Ellisa H., KS
I wanted to update you on my progress. Hopefully I can be brief, but there is so much gratitude I could ramble on for days.
I came to the Watershed the first time in 2003. I was addicted to prescription drugs and as selfish and self centered as a human can possibly be. I relapsed in no time. I then went on methadone maintenance, outpatient treatment, inpatient treatment, another outpatient treatment on Suboxone maintenance, and I finally got sick and tired of being sick and tired. My life was unmanageable. I could not get my kids to school; I could not get out of bed. I knew I needed help. I promised myself I would go to treatment, but I was going to use one last time. I quit my bartending job, it was a Friday night, and started to go to a different bar. My brand new tire on my car was flat. I didn’t let that stop me. I got a ride to the bar. At the bar, I was already beginning to feel dope sick, and went to the ATM to withdraw some money. I could not for the life of me remember my pin number. I couldn’t even buy a drink as they only took cash. I knew that God was doing for me then, what I could not do for myself. And that was save my life that night. If I had access to my money, (I was so skinny and malnourished from the daily cocaine abuse, daily alcohol consumption, and all day long daily Lortab and Xanax abuse) that I have no doubt I would have died that night if I used one more time as I was determined to do. I went to detox the following day, and then flew to Watershed where my new life began.
With the help of the entire staff, and after conceding to my inner most self that I was an addict and would never survive that old life, I put aside anything I thought I knew about recovery. I listened and listened some more. I knew my reliance on a pill to wake up, a pill to function and a pill to go to sleep, was not the way I wanted to live. So after a few weeks, I was down to an anti depressant and that was IT. And I learned that I didn’t need those things. I was so relieved. I put aside my manipulative ways, and when I didn’t get my way, I knew it was for my good. I didn’t participate in any childish behaviors that would hinder my treatment, as I had in the past. I prayed, I went to every group, and I read the literature and did my assignments. I wanted it. Bad.
After my extended stay there, as some of us are sicker than others, I knew I was ready to return home.

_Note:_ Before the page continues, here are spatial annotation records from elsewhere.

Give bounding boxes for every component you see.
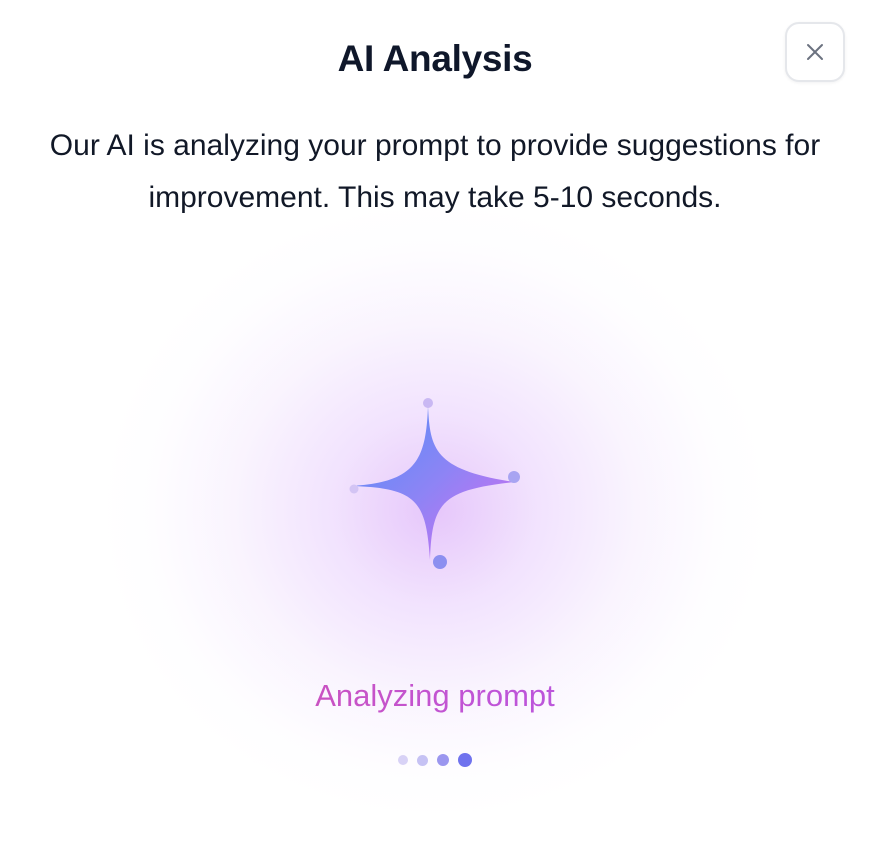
ai-analysis-dialog: AI Analysis Our AI is analyzing your pro…	[0, 0, 870, 856]
dialog-title: AI Analysis	[337, 38, 533, 79]
progress-dot	[417, 754, 428, 766]
progress-dots	[0, 753, 870, 767]
sparkle-icon	[340, 390, 530, 580]
close-icon	[805, 42, 825, 62]
progress-dot	[398, 755, 408, 765]
status-text: Analyzing prompt	[0, 678, 870, 714]
progress-dot	[437, 754, 449, 766]
progress-dot-active	[458, 753, 472, 767]
close-button[interactable]	[785, 22, 845, 82]
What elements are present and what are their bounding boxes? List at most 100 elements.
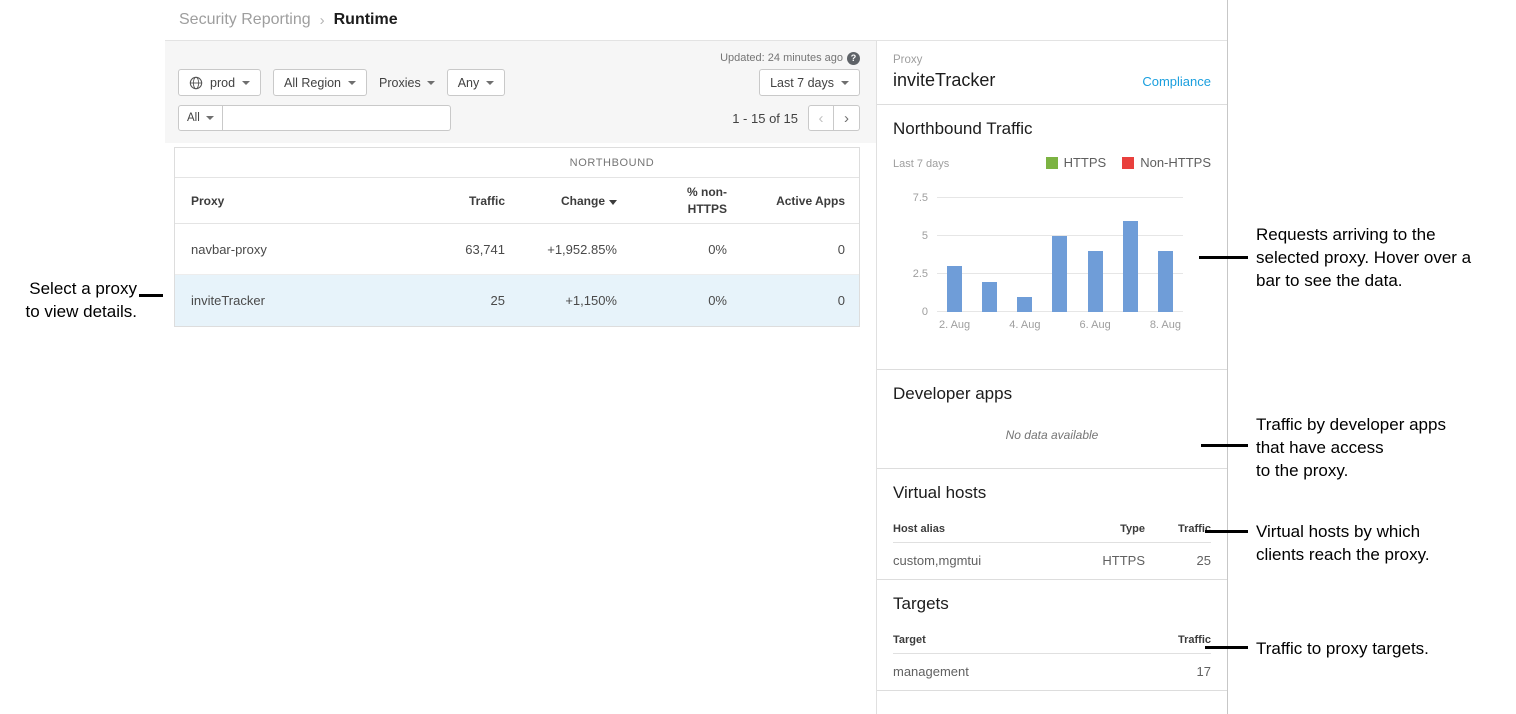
cell-active-apps: 0 bbox=[727, 242, 859, 257]
chart-bar[interactable] bbox=[1052, 236, 1067, 312]
chart-x-tick: 8. Aug bbox=[1148, 319, 1183, 331]
annotation-line: Select a proxy bbox=[0, 277, 137, 300]
annotation-targets: Traffic to proxy targets. bbox=[1256, 637, 1506, 660]
proxy-detail-panel: Proxy inviteTracker Compliance Northboun… bbox=[876, 41, 1227, 714]
chart-y-tick: 5 bbox=[922, 230, 928, 242]
group-header-label: NORTHBOUND bbox=[365, 157, 859, 169]
chart-bar-slot bbox=[1113, 198, 1148, 312]
breadcrumb-separator-icon: › bbox=[320, 12, 325, 29]
chevron-down-icon bbox=[348, 81, 356, 85]
chart-x-tick: 6. Aug bbox=[1078, 319, 1113, 331]
updated-text: Updated: 24 minutes ago bbox=[720, 52, 843, 64]
annotation-line: selected proxy. Hover over a bbox=[1256, 246, 1516, 269]
cell-traffic: 25 bbox=[365, 293, 505, 308]
chart-x-tick: 2. Aug bbox=[937, 319, 972, 331]
prev-page-button[interactable]: ‹ bbox=[808, 105, 834, 131]
callout-line-select-proxy bbox=[139, 294, 163, 297]
chart-bar[interactable] bbox=[1158, 251, 1173, 312]
chart-bar[interactable] bbox=[982, 282, 997, 312]
chart-x-tick bbox=[1113, 319, 1148, 331]
callout-line-virtual-hosts bbox=[1205, 530, 1248, 533]
section-title-developer-apps: Developer apps bbox=[893, 384, 1211, 404]
annotation-line: bar to see the data. bbox=[1256, 269, 1516, 292]
chart-y-tick: 2.5 bbox=[913, 268, 928, 280]
column-header-proxy[interactable]: Proxy bbox=[175, 194, 365, 208]
annotation-line: Virtual hosts by which bbox=[1256, 520, 1506, 543]
proxy-label: Proxy bbox=[893, 54, 1211, 66]
cell-proxy: navbar-proxy bbox=[175, 242, 365, 257]
column-header-traffic: Traffic bbox=[1145, 626, 1211, 654]
section-title-northbound: Northbound Traffic bbox=[893, 119, 1211, 139]
chart-bar-slot bbox=[1078, 198, 1113, 312]
chart-bar-slot bbox=[937, 198, 972, 312]
callout-line-targets bbox=[1205, 646, 1248, 649]
chart-bar[interactable] bbox=[1123, 221, 1138, 312]
column-header-non-https[interactable]: % non-HTTPS bbox=[617, 184, 727, 218]
chart-bar-slot bbox=[1007, 198, 1042, 312]
proxy-table: NORTHBOUND Proxy Traffic Change % non-HT… bbox=[174, 147, 860, 327]
cell-change: +1,952.85% bbox=[505, 242, 617, 257]
no-data-message: No data available bbox=[893, 428, 1211, 442]
region-label: All Region bbox=[284, 76, 341, 90]
chart-bars bbox=[937, 198, 1183, 312]
chart-bar[interactable] bbox=[1088, 251, 1103, 312]
annotation-line: clients reach the proxy. bbox=[1256, 543, 1506, 566]
column-header-change-label: Change bbox=[561, 194, 605, 208]
chart-bar[interactable] bbox=[947, 266, 962, 312]
table-row-selected[interactable]: inviteTracker 25 +1,150% 0% 0 bbox=[175, 275, 859, 326]
chart-y-tick: 7.5 bbox=[913, 192, 928, 204]
table-row[interactable]: navbar-proxy 63,741 +1,952.85% 0% 0 bbox=[175, 224, 859, 275]
chevron-down-icon bbox=[242, 81, 250, 85]
annotation-developer-apps: Traffic by developer apps that have acce… bbox=[1256, 413, 1506, 482]
legend-label: HTTPS bbox=[1064, 155, 1107, 170]
search-input[interactable] bbox=[223, 105, 451, 131]
annotation-line: to view details. bbox=[0, 300, 137, 323]
search-scope-dropdown[interactable]: All bbox=[178, 105, 223, 131]
chart-bar-slot bbox=[972, 198, 1007, 312]
column-header-type: Type bbox=[1055, 515, 1145, 543]
column-header-active-apps[interactable]: Active Apps bbox=[727, 194, 859, 208]
search-scope-label: All bbox=[187, 112, 200, 124]
cell-active-apps: 0 bbox=[727, 293, 859, 308]
legend-item: Non-HTTPS bbox=[1122, 155, 1211, 170]
annotation-line: that have access bbox=[1256, 436, 1506, 459]
help-icon[interactable]: ? bbox=[847, 52, 860, 65]
table-group-header: NORTHBOUND bbox=[175, 148, 859, 178]
sort-desc-icon bbox=[609, 200, 617, 205]
filter-bar: Updated: 24 minutes ago? prod All Region… bbox=[165, 41, 876, 143]
chart-bar-slot bbox=[1042, 198, 1077, 312]
column-header-change[interactable]: Change bbox=[505, 194, 617, 208]
targets-table: Target Traffic management 17 bbox=[893, 626, 1211, 690]
chart-subtitle: Last 7 days bbox=[893, 158, 949, 170]
targets-row[interactable]: management 17 bbox=[893, 654, 1211, 691]
chart-x-tick bbox=[972, 319, 1007, 331]
cell-non-https: 0% bbox=[617, 242, 727, 257]
next-page-button[interactable]: › bbox=[834, 105, 860, 131]
type-dropdown[interactable]: Any bbox=[447, 69, 506, 96]
breadcrumb-parent[interactable]: Security Reporting bbox=[179, 11, 311, 29]
section-title-targets: Targets bbox=[893, 594, 1211, 614]
chart-bar[interactable] bbox=[1017, 297, 1032, 312]
cell-traffic: 17 bbox=[1145, 654, 1211, 691]
cell-target: management bbox=[893, 654, 1145, 691]
legend-label: Non-HTTPS bbox=[1140, 155, 1211, 170]
column-header-non-https-label: % non-HTTPS bbox=[675, 184, 727, 218]
proxies-dropdown[interactable]: Proxies bbox=[379, 76, 435, 90]
legend-swatch-icon bbox=[1122, 157, 1134, 169]
legend-item: HTTPS bbox=[1046, 155, 1107, 170]
proxies-label: Proxies bbox=[379, 76, 421, 90]
compliance-link[interactable]: Compliance bbox=[1142, 74, 1211, 89]
chart-x-tick: 4. Aug bbox=[1007, 319, 1042, 331]
detail-header: Proxy inviteTracker Compliance bbox=[877, 41, 1227, 105]
callout-line-chart bbox=[1199, 256, 1248, 259]
section-title-virtual-hosts: Virtual hosts bbox=[893, 483, 1211, 503]
search-row: All 1 - 15 of 15 ‹ › bbox=[178, 105, 860, 131]
chart-plot: 02.557.5 bbox=[937, 198, 1183, 312]
updated-status: Updated: 24 minutes ago? bbox=[178, 50, 860, 66]
virtual-hosts-row[interactable]: custom,mgmtui HTTPS 25 bbox=[893, 543, 1211, 580]
environment-dropdown[interactable]: prod bbox=[178, 69, 261, 96]
chevron-down-icon bbox=[427, 81, 435, 85]
column-header-traffic[interactable]: Traffic bbox=[365, 194, 505, 208]
date-range-dropdown[interactable]: Last 7 days bbox=[759, 69, 860, 96]
region-dropdown[interactable]: All Region bbox=[273, 69, 367, 96]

I had no fear. I was ready. The Watershed equipped me with everything I needed to move forward. For that, I am eternally grateful. And will never be able to repay them for giving me a life.
When I got home, I began attending a group I attended before, RIP (recovery in progress). Soon I was working with a sponsor and before I knew it, leading a meeting. I immediately became involved in service work. I wanted to carry the message everywhere. Even to non-addicts, as the book says, our way of living could be useful to all. I have now been sober for 17 months, am the GSR for RIP, and take a meeting into a local treatment facility. I sing in a church choir, and that does so much for my relationship with my higher power. Who, although I didn’t deserve it, and thought I didn’t need Him, had another plan for me that He put into action that night he flattened my tire and wiped out my memory of my pin number. God is always right on time. I am so grateful for that. I try to live my life in such a way that would be pleasing to God these days. I take my kids to school, I go to work, I go to meetings, I help others. I comprehend the word “serenity” and I know peace.
And I thank you, the Watershed, for giving me my life.